Di sisi lain, SE PU mengatur juga mengenai permohonan izin baru maupun perpanjangan. Di dalam beleid itu diatur bahwa izin penggunaan SDA yang menggunakan air permukaan, baik yang sedang dalam proses permohonan atau perpanjangan harus menerapkan enam prinsip pengelolaan SDA yang diamanatkan MK.

Adapun mengenai kontrak kerja sama pemerintah dan swasta dalam sistem penyediaan air minum perpipaan, juga diakui keberlakuannya. Hanya saja, kontrak tersebut sudah harus ditandatangani sebelum adanya putusan MK. Namun, sebagaimana izin yang juga masih dianggap berlaku, kontrak-kontrak itu tetap harus dievaluasi. Hanya saja, proses evaluasi dalam kontrak dilakukan melalui renegosiasi antara pemerintah dengan pihak kontraktor.

Wahana Lingkungan Hidup (WALHI) menilai, seharusnya seluruh dokumen tata usaha negara yang berkaitan dengan SDA dinyatakan tak lagi berkekuatan hukum. Direktur Eksekutif Nasional WALHI, Abetnego Tarigan, melalui laman organisasinya menyampaikan bahwa dokumen tata usaha negara itu tak memandang apakah diterbitkan oleh menteri, gubernur maupun bupati/walikota. Ia juga menekankan dokumen itu termasuk perizinan atau yang berbentuk keputusan.

Menurut Abetnego, ketidakberlakuan itu karena sumber hukum yang membenarkan terbitnya produk tata usaha negara tersebut telah dinyatakan bertentangan dengan konstitusi. Ia mengatakan bahwa dasar pemikiran itu lahir dari Pasal 6 Ayat (1) huruf i dan Pasal 8 UU No. 12 Tahun 2011 tentang Pembentukan Peraturan Perundang-Undangan.

“Karena sumber hukum yang membenarkannya tidak berkekuatan hukum, maka seluruh produk hukum turunannya pun menjadi tak berkekuatan hukum,” paparnya.

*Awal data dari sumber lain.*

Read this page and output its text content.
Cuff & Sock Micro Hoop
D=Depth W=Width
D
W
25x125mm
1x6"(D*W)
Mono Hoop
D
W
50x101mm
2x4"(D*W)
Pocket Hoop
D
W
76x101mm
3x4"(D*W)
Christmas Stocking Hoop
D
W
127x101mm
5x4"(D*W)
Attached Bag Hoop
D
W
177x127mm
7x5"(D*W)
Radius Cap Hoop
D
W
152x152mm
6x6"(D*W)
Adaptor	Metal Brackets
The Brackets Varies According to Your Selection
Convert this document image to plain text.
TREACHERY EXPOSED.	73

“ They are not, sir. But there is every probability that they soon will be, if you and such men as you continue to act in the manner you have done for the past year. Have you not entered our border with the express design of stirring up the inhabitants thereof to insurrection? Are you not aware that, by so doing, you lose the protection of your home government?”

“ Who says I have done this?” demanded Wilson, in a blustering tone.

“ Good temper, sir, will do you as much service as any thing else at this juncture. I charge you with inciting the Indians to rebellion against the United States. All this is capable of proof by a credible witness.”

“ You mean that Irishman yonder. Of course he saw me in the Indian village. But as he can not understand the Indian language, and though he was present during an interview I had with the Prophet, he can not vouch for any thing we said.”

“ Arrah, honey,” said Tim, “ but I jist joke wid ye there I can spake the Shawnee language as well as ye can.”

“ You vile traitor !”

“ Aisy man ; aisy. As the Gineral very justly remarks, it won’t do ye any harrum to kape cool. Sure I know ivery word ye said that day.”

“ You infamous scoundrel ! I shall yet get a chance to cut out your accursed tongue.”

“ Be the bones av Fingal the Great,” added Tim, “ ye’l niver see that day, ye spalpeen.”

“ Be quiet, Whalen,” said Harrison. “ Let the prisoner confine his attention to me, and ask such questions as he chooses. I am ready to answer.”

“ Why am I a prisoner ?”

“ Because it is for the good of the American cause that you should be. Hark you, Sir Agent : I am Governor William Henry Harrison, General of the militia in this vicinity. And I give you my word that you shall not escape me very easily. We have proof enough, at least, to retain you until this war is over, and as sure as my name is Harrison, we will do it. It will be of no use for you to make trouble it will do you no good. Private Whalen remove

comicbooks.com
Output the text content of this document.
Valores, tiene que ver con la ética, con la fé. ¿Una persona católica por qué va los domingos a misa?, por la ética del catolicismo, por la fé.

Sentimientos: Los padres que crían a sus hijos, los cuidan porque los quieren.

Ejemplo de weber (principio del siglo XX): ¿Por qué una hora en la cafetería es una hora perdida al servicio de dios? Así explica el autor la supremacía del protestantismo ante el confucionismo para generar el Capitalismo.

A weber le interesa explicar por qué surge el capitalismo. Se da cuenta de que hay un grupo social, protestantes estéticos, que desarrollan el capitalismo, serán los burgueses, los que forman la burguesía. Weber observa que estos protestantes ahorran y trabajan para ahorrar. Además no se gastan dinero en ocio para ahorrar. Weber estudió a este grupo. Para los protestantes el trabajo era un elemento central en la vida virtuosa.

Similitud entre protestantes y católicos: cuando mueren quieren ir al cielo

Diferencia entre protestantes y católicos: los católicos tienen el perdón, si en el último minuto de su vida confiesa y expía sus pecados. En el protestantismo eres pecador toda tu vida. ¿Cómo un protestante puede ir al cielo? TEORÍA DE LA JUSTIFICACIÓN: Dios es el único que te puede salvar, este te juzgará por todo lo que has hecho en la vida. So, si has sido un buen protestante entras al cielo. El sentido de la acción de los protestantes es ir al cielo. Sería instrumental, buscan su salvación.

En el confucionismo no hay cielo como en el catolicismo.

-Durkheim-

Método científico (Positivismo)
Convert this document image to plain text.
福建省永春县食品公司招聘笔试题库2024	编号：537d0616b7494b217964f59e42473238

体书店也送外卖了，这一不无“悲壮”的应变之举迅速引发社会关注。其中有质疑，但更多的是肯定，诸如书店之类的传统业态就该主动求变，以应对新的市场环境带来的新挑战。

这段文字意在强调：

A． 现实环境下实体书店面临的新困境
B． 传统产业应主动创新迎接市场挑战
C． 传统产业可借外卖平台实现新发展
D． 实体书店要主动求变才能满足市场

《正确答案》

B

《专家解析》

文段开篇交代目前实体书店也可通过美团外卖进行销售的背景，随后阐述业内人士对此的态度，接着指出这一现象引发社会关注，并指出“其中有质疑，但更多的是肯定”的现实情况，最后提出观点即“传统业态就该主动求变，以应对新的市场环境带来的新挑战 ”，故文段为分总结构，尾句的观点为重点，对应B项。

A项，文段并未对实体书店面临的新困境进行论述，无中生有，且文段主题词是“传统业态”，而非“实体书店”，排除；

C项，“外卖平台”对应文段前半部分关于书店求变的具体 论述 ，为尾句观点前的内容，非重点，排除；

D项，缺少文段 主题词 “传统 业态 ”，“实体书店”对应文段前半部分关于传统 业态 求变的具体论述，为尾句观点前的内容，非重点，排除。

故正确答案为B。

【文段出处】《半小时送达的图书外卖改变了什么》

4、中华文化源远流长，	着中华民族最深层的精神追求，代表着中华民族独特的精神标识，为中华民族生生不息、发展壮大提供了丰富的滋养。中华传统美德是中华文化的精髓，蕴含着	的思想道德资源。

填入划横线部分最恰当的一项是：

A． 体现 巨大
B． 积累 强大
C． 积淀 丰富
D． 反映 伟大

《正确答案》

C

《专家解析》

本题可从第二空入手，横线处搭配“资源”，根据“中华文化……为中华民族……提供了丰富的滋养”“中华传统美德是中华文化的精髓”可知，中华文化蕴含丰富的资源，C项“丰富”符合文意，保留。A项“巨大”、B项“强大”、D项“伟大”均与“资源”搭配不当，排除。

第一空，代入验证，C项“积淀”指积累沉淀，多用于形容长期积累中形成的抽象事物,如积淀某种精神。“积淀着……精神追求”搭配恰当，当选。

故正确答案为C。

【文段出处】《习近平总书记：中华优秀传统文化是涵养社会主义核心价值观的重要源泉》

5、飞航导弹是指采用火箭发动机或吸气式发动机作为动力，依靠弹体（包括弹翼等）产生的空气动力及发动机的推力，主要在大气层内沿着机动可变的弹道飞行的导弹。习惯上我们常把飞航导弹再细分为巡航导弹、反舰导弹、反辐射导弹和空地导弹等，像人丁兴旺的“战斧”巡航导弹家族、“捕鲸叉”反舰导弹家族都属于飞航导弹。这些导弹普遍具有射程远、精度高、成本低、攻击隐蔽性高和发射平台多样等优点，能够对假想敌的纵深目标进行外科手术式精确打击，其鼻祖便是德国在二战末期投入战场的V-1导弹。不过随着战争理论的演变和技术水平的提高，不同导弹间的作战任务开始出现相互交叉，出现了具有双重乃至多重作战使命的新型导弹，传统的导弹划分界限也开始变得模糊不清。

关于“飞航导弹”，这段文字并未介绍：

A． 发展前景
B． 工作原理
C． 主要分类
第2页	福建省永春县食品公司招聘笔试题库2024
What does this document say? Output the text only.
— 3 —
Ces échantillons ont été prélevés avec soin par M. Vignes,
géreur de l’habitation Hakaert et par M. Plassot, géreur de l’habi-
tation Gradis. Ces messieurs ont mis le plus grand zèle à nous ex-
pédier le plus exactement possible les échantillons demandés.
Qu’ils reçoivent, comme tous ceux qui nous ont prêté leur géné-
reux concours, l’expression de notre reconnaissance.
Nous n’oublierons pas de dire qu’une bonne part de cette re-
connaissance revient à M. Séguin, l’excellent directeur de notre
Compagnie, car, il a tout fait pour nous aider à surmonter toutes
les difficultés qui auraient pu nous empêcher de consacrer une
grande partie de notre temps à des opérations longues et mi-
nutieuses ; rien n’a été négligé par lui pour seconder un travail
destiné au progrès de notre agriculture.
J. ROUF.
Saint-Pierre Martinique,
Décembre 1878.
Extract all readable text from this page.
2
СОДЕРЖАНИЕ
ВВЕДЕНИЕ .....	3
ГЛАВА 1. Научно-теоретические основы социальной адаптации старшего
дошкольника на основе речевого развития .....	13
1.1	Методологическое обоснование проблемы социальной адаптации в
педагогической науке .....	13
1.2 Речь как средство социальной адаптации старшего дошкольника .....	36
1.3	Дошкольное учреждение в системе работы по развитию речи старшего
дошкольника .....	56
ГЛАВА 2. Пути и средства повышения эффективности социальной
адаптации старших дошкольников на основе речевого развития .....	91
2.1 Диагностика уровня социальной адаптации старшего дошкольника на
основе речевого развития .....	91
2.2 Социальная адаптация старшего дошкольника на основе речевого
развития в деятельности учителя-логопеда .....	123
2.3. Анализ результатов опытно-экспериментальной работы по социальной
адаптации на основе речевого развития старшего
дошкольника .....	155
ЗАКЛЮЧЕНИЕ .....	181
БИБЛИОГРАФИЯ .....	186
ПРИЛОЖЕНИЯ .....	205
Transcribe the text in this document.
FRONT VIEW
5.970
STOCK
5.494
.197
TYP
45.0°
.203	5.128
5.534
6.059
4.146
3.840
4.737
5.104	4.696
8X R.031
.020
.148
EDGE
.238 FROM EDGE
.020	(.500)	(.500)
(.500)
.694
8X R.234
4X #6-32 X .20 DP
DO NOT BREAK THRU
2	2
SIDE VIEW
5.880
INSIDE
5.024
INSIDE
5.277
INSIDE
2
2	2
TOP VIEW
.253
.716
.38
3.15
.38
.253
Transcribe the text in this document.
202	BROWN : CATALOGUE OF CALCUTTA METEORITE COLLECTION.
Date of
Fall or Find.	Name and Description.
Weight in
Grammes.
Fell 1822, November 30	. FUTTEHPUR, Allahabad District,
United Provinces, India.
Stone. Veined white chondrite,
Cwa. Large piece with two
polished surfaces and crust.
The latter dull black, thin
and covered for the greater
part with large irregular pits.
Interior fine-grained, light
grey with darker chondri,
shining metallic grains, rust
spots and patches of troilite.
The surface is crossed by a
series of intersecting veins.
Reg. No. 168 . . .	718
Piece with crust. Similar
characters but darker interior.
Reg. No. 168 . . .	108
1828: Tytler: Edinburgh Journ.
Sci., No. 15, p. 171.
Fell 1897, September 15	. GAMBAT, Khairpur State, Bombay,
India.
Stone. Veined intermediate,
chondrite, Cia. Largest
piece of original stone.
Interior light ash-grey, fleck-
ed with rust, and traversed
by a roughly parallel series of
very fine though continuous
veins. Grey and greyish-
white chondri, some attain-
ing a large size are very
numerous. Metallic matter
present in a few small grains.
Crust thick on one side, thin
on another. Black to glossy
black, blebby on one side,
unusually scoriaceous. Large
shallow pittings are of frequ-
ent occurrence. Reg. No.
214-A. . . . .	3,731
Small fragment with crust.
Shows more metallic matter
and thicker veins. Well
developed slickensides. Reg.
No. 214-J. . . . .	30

Abetnego mengomentari pengaturan mengenai keberlakuan kontrak SDA. Menurutnya, seluruh perusahaan-perusahaan swasta yang memanfaatkan SDA pasca putusan MK itu tidak lagi memiliki dasar hukum.

Ia merinci, perusahaan itu tak hanya terbatas pada mereka yang menggunakan SDA sebagai bahan kebutuhan produksi utama perusahaan yaitu perusahaan air kemasan, tetapi juga perusahaan yang menggunakan SDA sebagai kebutuhan pendukung produksi perusahaan, seperti perusahaan tambang dan perkebunan.

Secara gamblang Abetnego menyebut, aktivitas perusahaan yang masih terus menerus memanfaatkan SDA merupakan tindakan illegal. Ia mengatakan, hal itu bisa dikategorikan sebagai bentuk pencurian atau perampasan sumber daya alam yang dapat menimbulkan kerugian negara. Dia mengatakan bahwa tindakan perusahaan itu merupakan kejahatan sebagaimana tercantum pada Pasal 15 Ayat (1) huruf b dan Ayat (2) UU No. 11 Tahun 1974 tentang Pengairan.

“Di banyak tempat, penguasaan air secara sepihak ini menimbulkan konflik dengan masyarakat sekitar,” tandasnya.